DER MÖNCH DREHT SICH
„TIERE: Nein, seht ihr – wie ich schon sagte – so verhält man sich, / man benimmt sich, wie man soll. / Diese Lehre sollte von keinem kleinen Volk verachtet werden, / selbst wenn jemand wie ihr zu den Erwachten gehört.“
1902
Der Mönch wurde zum Mönch (1902) ist ein Versdrama in acht Akten, in dem Hamsun, wie Ibsen in Peer Gynt (1867), gestelzte Verse verwendet.
Die Geschichte spielt im Nordland des späten 18. Jahrhunderts. Mönch Vendt ist der uneheliche Sohn eines Wirtes. Er gibt sein Theologiestudium auf und widmet sich stattdessen einem Leben als Jäger und Frauenheld, hin- und hergerissen zwischen der sanftmütigen Blis und der launischen Iselin. Iselin heiratet den mächtigen Didrik, doch ihre Gefühle für Mönch Vendt und seine anhaltende Faszination für sie bleiben bestehen.
Die Titelfigur Mönch Vendt taucht an mehreren Stellen im Werk auf, unter anderem in Pan , Victoria und Rosa .
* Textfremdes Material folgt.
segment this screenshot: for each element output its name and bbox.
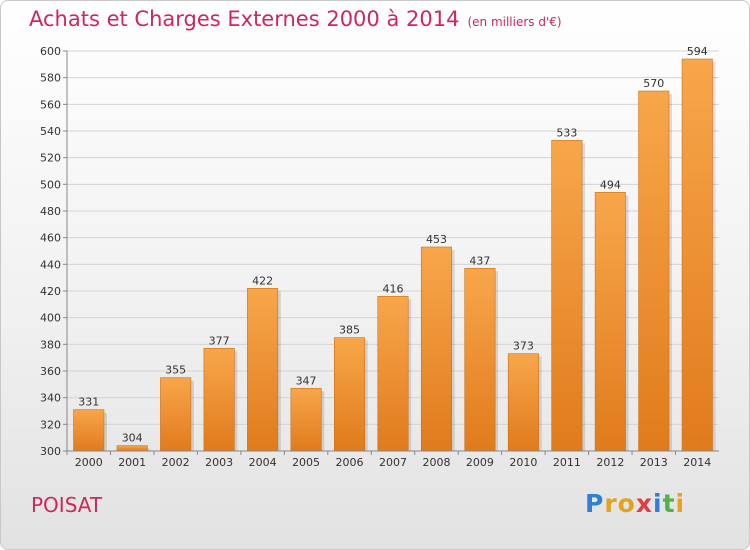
x-tick-label: 2000 <box>75 456 103 469</box>
x-tick-label: 2006 <box>336 456 364 469</box>
data-label: 422 <box>252 274 273 287</box>
x-tick-label: 2008 <box>422 456 450 469</box>
bar <box>507 353 539 452</box>
data-label: 453 <box>426 233 447 246</box>
y-tick-label: 400 <box>40 312 61 325</box>
x-tick-label: 2012 <box>596 456 624 469</box>
y-tick-label: 540 <box>40 125 61 138</box>
chart-title-text: Achats et Charges Externes 2000 à 2014 <box>29 7 460 31</box>
x-tick-label: 2001 <box>118 456 146 469</box>
y-tick-label: 480 <box>40 205 61 218</box>
data-label: 570 <box>643 77 664 90</box>
bar <box>420 246 452 452</box>
x-tick-label: 2003 <box>205 456 233 469</box>
x-tick-label: 2007 <box>379 456 407 469</box>
bar <box>334 337 366 452</box>
bar <box>116 445 148 452</box>
x-tick-label: 2011 <box>553 456 581 469</box>
bar <box>594 192 626 452</box>
bar <box>377 296 409 452</box>
data-label: 416 <box>383 282 404 295</box>
y-tick-label: 340 <box>40 392 61 405</box>
x-tick-label: 2009 <box>466 456 494 469</box>
x-tick-label: 2014 <box>683 456 711 469</box>
data-label: 533 <box>556 126 577 139</box>
bar <box>247 288 279 452</box>
y-tick-label: 300 <box>40 445 61 458</box>
bar <box>551 140 583 452</box>
y-tick-label: 520 <box>40 152 61 165</box>
bar <box>290 388 322 452</box>
bar <box>464 268 496 452</box>
chart-subtitle: (en milliers d'€) <box>467 15 562 29</box>
x-tick-label: 2013 <box>640 456 668 469</box>
bar <box>73 409 105 452</box>
y-tick-label: 440 <box>40 258 61 271</box>
y-tick-label: 580 <box>40 72 61 85</box>
y-tick-label: 380 <box>40 338 61 351</box>
y-tick-label: 460 <box>40 232 61 245</box>
brand-letter: P <box>585 489 605 518</box>
brand-letter: r <box>604 489 618 518</box>
y-tick-label: 560 <box>40 98 61 111</box>
x-tick-label: 2002 <box>162 456 190 469</box>
brand-letter: i <box>675 489 686 518</box>
x-tick-label: 2010 <box>509 456 537 469</box>
y-tick-label: 500 <box>40 178 61 191</box>
bar <box>638 90 670 452</box>
data-label: 494 <box>600 178 621 191</box>
brand-letter: o <box>617 489 636 518</box>
chart-title: Achats et Charges Externes 2000 à 2014 (e… <box>29 7 562 31</box>
data-label: 355 <box>165 364 186 377</box>
data-label: 331 <box>78 396 99 409</box>
x-tick-label: 2004 <box>249 456 277 469</box>
bar <box>203 348 235 452</box>
brand-letter: x <box>635 489 653 518</box>
axes: 300 320 340 360 380 400 420 440 460 480 500 520 540 5… <box>40 45 719 469</box>
bars: 331 304 355 377 422 347 385 416 453 437 373 533 494 5… <box>73 45 716 452</box>
data-label: 437 <box>469 254 490 267</box>
place-name: POISAT <box>31 493 103 517</box>
x-tick-label: 2005 <box>292 456 320 469</box>
brand-letter: i <box>653 489 663 518</box>
brand-letter: t <box>662 489 676 518</box>
data-label: 347 <box>296 374 317 387</box>
y-tick-label: 360 <box>40 365 61 378</box>
brand-logo: Proxiti <box>585 489 685 518</box>
y-tick-label: 600 <box>40 45 61 58</box>
data-label: 304 <box>122 432 143 445</box>
data-label: 373 <box>513 340 534 353</box>
bar <box>681 58 713 452</box>
y-tick-label: 420 <box>40 285 61 298</box>
data-label: 385 <box>339 324 360 337</box>
y-tick-label: 320 <box>40 418 61 431</box>
bar <box>160 377 192 452</box>
data-label: 377 <box>209 334 230 347</box>
data-label: 594 <box>687 45 708 58</box>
„Der Mönch verwandelte sich“ ist als Lesedrama angelegt und kann nur mit erheblichen Bearbeitungen auf der Bühne aufgeführt werden. Einige Lieder und Verse des Dramas fanden jedoch Eingang in Hamsuns späteren Gedichtband „Der wilde Chor“ (1904). Ursprünglich war das Drama als Teil einer Trilogie geplant, doch Hamsun gab diese Pläne nach anfänglichen Schwierigkeiten mit der strengen Form auf.